Create Whole Genome Dot Plot
Using Create Whole Genome Dot Plot two genomes can be compared, allowing a quick way to get an initial overview of the similarities between them.
Create Whole Genome Dot Plot works by identifying seeds, i.e., short stretches of nucleotide sequences that are shared between two genomes but not present multiple times on the same genome. The same approach is taken by Create Whole Genome Alignment.
Note: Dot plots created by this tool are fundamentally different than the dot plots created by the Create Dot Plot tool that comes as standard in the CLC Genomics Workbench. The Workbench tool compares all positions between two sequences. In comparison, Create Whole Genome Dot Plot produces less noise, but it may also miss homologous regions if better matches are found in a different region on a genome.
To run Create Whole Genome Dot Plot, go to:
Tools | Whole Genome Alignment (
) | Create Whole Genome Dot Plot (
)
Once the tool wizard has opened (figure 2.1), choose two or more nucleotide sequences or nucleotide sequence lists. If the input elements are nucleotide sequence lists, each sequence in the list (chromosomes or contigs) is considered to be part of the same genome.
Figure 2.1: Select input for the Create Whole Genome Dot Plot tool.
You can set the following parameters (figure 2.2):
Figure 2.2: Configurable parameters for the Create Whole Genome Dot Plot tool.

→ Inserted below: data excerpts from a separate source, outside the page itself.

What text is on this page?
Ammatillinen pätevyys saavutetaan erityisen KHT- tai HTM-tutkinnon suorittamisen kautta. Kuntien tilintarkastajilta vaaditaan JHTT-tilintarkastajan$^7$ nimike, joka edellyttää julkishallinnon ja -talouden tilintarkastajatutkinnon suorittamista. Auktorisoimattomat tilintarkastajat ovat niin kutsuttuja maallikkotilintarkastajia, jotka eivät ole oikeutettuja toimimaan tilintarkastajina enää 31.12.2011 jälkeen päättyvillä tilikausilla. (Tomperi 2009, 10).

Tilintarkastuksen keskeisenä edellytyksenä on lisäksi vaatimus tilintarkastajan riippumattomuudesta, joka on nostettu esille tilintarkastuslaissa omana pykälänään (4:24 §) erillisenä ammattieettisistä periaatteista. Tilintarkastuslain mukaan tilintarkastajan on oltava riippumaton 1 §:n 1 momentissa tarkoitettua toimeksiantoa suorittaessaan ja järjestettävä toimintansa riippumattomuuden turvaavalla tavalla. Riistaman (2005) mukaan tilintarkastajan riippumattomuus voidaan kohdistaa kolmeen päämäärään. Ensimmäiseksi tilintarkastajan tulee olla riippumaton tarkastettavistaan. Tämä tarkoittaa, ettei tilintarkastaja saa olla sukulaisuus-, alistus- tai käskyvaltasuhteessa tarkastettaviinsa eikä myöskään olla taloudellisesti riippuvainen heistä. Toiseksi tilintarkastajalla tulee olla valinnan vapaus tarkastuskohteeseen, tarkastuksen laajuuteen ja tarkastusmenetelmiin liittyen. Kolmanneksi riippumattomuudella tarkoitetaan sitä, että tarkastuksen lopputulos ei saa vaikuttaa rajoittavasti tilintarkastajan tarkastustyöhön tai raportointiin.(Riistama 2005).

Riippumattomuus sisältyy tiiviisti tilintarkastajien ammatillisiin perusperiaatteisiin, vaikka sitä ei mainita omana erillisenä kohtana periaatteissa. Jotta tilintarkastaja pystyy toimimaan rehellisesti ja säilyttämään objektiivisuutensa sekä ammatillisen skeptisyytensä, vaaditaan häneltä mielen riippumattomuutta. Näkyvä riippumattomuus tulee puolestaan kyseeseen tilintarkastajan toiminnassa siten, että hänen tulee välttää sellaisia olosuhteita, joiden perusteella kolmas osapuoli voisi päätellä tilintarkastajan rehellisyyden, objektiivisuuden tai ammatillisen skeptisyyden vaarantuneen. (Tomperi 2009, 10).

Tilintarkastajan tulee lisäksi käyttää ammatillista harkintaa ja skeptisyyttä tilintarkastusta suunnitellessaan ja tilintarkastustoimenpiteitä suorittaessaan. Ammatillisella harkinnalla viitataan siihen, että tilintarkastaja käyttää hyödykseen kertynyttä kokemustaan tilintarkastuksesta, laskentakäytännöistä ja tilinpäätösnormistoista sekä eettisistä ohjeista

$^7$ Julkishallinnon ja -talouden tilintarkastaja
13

- Minimum initial seed length The tool works by identifying seeds - short stretches that are similar - in the two genomes. This option determines the smallest number of nucleotides required before a seed is shown in the dot plot.
- Allow mismatches in seeds When this option is enabled, the search for initial seeds will allow for mismatches in the seeds. This makes it possible to visualize more divergent genome pairs, but may also introduce more noise.
The tool outputs a dot plot (figure 2.3):
Figure 2.3: Dot plot output from the Create Whole Genome Dot Plot tool.